Dace Ruskule

Personal information
- Full name: Dace Ruskule
- Nationality: Latvia
- Born: 20 September 1981 (age 44) Bauska, Latvian SSR, Soviet Union
- Height: 1.80 m (5 ft 11 in)
- Weight: 81 kg (179 lb)

Sport
- Sport: Athletics
- Event: Discus throw
- College team: Nebraska Cornhuskers (USA)
- Club: Bauska LSPA
- Coached by: Guntars Gailītis

Achievements and titles
- Personal best: Discus throw: 59.68 (2004)

= Dace Ruskule =

Latvian discus thrower (born 1981)

Dace Ruskule (born September 20, 1981) is a retired Latvian discus thrower. She represented her nation Latvia at the 2004 Summer Olympics, and later became a titleholder in women's discus throw at the 2006 NCAA Track and Field Championships in Sacramento, California, representing her collegiate team Nebraska Cornhuskers in the United States.

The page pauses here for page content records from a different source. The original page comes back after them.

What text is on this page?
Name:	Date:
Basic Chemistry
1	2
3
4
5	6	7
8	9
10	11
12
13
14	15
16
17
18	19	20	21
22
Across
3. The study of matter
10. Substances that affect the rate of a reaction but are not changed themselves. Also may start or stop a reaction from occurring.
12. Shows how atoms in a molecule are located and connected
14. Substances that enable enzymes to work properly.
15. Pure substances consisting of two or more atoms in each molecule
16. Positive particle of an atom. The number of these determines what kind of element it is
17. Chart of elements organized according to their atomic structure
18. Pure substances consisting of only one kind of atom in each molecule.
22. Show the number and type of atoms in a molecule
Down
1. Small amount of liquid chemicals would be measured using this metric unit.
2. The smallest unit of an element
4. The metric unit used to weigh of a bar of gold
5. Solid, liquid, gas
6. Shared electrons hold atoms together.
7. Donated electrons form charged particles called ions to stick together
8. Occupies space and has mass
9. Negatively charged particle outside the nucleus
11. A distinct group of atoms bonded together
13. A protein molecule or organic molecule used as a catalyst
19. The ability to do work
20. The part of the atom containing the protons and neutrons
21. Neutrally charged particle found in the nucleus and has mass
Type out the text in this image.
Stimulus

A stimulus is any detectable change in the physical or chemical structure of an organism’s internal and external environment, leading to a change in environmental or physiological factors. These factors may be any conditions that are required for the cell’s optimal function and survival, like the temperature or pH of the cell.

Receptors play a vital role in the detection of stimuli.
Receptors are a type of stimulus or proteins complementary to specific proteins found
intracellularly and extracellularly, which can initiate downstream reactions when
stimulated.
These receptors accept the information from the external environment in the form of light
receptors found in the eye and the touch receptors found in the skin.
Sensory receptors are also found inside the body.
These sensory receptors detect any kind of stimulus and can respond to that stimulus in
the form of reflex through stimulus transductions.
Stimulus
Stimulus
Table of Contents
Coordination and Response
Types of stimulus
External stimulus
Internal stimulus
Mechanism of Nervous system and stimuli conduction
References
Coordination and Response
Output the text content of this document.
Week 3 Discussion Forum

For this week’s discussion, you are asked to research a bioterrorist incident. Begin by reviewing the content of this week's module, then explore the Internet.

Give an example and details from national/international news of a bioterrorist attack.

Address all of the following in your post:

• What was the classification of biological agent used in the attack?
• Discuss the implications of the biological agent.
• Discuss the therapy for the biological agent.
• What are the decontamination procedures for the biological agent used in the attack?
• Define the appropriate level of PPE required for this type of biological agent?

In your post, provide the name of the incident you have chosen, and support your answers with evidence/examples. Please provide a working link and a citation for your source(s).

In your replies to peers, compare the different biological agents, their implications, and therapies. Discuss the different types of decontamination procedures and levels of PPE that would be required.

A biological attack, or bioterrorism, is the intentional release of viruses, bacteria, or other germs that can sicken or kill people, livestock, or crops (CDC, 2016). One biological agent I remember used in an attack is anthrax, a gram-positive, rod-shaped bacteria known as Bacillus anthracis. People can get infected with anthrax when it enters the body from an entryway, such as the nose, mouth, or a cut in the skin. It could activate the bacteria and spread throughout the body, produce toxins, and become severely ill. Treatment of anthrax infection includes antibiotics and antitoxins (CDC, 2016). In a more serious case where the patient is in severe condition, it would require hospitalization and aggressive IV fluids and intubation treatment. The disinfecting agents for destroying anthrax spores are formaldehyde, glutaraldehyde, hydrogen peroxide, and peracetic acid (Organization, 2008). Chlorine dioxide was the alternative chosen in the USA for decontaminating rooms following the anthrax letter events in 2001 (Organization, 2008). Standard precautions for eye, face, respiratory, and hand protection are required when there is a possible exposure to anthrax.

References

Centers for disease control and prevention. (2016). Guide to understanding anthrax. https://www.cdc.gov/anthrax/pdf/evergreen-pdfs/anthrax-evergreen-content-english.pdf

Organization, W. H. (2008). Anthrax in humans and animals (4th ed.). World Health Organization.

Ruskule qualified for the women's discus throw at the 2004 Summer Olympics in Athens, by achieving a personal best of 59.68 from the Latvian Championships in Riga. She threw a discus with a satisfying distance of 57.43 metres on her second attempt in the prelims, but fell short to compete for the final round with a twenty-eighth overall place effort.